1. UK ICO: ‘The world is coming together’ on data protection, responsible use by Jennifer Bryant
Some optimism here from the UK's Information Commissioner, Elizabeth Denham, about the world coming together on data protection and the responsible use of data. “With the (EU-U.S.) Privacy Shield having been struck down, I see the G-7 countries coming together, I see the G-20 themes coming together, the EU and U.S. conversations about trade and cooperation, and also, the most meaningful change, is that what people want to see in their laws, what people want from enforcement of data protection laws is coming together,” she said in a privacy and cybersecurity roundtable event on Tuesday. The IAPP wrote up some of Denham's thoughts and if you're curious about EU/US data flow discussions, cookies, or the EU's adoption of adequacy decisions, it's worth clicking through.
2. The iOS 15 Privacy Settings You Should Change Right Now by Matt Burgess
Wired UK has been pumping out the educational content lately - we flagged their 6 Things You Need to Do to Prevent Getting Hacked article a few weeks ago and enjoyed their All the Ways Spotify Tracks You - and How to Stop It piece earlier this summer. This week, another helpful high-level piece on some of the privacy changes in iOS 15, which began rolling out to iPhone users this week. Among the updates? Apple has a new feature, Mail Privacy Protection, designed to stop email senders from seeing your IP address. iOS will also supply you with a report recapping your app's sensors; it tells you how often apps have access things like your photos, contacts, etc. If you're paying for iCloud+ - if you pay for more than 5GB of free storage you might be getting it for free - you can also turn on iCloud Private Relay, a VPN-esque service that routes your web traffic through different servers. Matt Burgess of Wired does a good job recapping all the new settings, many which need to be turned on in settings, worth a click.

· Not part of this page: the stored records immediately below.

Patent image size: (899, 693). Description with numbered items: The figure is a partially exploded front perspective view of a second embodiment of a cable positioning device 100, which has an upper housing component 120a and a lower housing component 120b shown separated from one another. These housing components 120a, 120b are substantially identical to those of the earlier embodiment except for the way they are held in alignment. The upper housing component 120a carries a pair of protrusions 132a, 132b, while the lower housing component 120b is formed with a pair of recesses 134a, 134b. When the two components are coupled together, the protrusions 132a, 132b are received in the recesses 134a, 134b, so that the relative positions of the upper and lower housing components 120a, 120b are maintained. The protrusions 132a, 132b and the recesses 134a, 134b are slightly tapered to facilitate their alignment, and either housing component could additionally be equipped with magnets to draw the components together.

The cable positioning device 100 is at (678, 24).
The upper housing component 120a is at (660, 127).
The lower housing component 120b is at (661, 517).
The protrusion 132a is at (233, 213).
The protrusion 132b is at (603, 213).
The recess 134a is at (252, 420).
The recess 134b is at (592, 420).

3. Exchange/Outlook autodiscover bug exposed 100,000+ email passwords by Jim Salter
News via Ars Technica that an issue with Microsoft's autodiscover, a protocol used by Exchange to automatically configure clients like Outlook, appears to be leaking credentials. According to the research, courtesy of Guardicore, a flaw in the protocol could let anyone who registers a domain with the name autodiscover to intercept clear-text credentials of users who are having network difficulty. According to the story, there are three causes to the problem: Autodiscover protocol's "backoff and escalate" behavior when authentication fails, its failure to validate Autodiscover servers prior to giving up user credentials, and its willingness to use insecure mechanisms such as HTTP Basic in the first place. It sounds as if the best fix for this flaw is for network admins to forbid DNS requests for Autodiscover domains. Those seeking more information may want to review Guardicore's blog post on the issue.

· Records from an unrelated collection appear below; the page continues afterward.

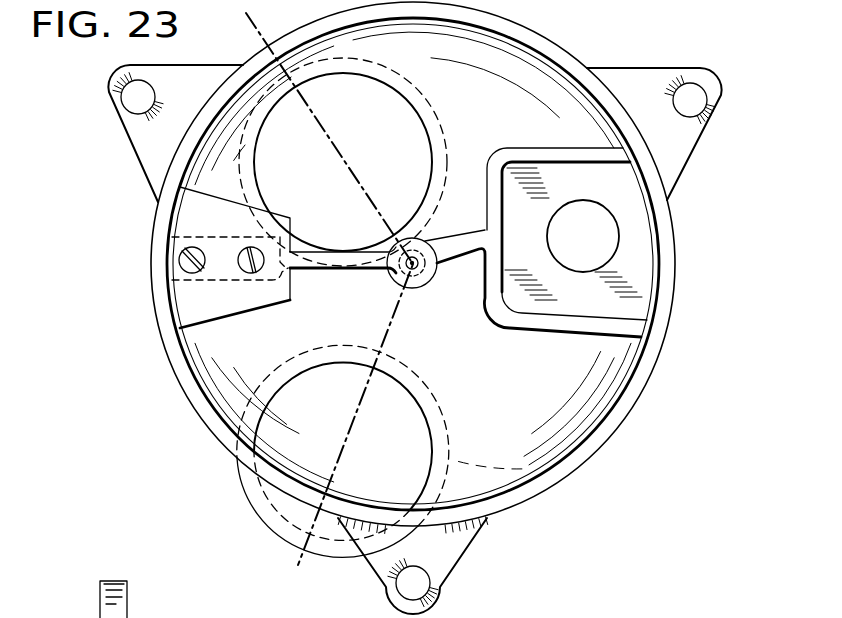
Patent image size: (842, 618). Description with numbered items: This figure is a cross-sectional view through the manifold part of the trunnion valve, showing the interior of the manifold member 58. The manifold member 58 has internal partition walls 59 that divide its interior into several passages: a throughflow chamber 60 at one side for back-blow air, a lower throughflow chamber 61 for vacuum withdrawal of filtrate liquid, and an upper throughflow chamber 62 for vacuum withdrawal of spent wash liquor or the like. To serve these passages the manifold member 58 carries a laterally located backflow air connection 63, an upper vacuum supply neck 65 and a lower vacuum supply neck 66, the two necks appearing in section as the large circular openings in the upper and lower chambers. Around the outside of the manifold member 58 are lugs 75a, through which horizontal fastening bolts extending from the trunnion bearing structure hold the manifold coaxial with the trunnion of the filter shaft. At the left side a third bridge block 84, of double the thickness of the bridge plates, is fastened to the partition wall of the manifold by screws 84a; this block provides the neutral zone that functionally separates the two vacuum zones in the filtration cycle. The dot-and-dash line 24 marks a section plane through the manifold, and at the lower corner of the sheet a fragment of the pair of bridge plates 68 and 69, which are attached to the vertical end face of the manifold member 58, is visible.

The section line 24- 24 is at (246, 13).
The manifold member 58 is at (627, 430).
The partition walls 59 is at (487, 205).
The throughflow chamber 60 is at (642, 277).
The lower throughflow chamber 61 is at (482, 374).
The upper throughflow chamber 62 is at (515, 126).
The backflow air connection 63 is at (612, 215).
The upper vacuum supply neck 65 is at (405, 100).
The lower vacuum supply neck 66 is at (417, 410).
The lugs 75a is at (687, 180).
The third bridge block 84 is at (213, 229).
The screws 84a is at (195, 275).
The bridge plate 69 is at (86, 617).
The bridge plate 68 is at (42, 614).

4. The parent company trap: Subsidiaries hide sources of cyber risk by Bradley Barth
This SC Media piece recaps a whitepaper released this week that peels back the covers on subsidiary risk. While there's always inherent risk associated with third parties - just consider recent supply chain breaches like SolarWinds and Kaseya - this report, authored by Osterman Research, found that more than half of their respondents (54.7%) experienced a cyberattack at one of their subsidiaries. Almost 12% of respondents admitted they lacked the appropriate visibility into their systems. It's not a huge surprise to see that the COVID-19 pandemic, which has upended life for everyone to some extent, threw these companies through a loop; 69% of them called the shift to a remote workforce very or most impactful.
5. Apple Patches 3 More Zero-Days Under Active Attack by Elizabeth Montalbano
The zero days continue to stack up in 2021 - at least 66 so far according to a Technology Review story this week - and a good chunk of those have been Apple vulnerabilities. Three more got added to the pile this week when the company patched three bugs in iOs and macOS, all apparently being exploited in the wild. Those looking to get down in the weeds on the vulnerabilities can find further information on Apple's advisory pages; everyone else should patch their Apple devices as soon as possible to avoid exploitation.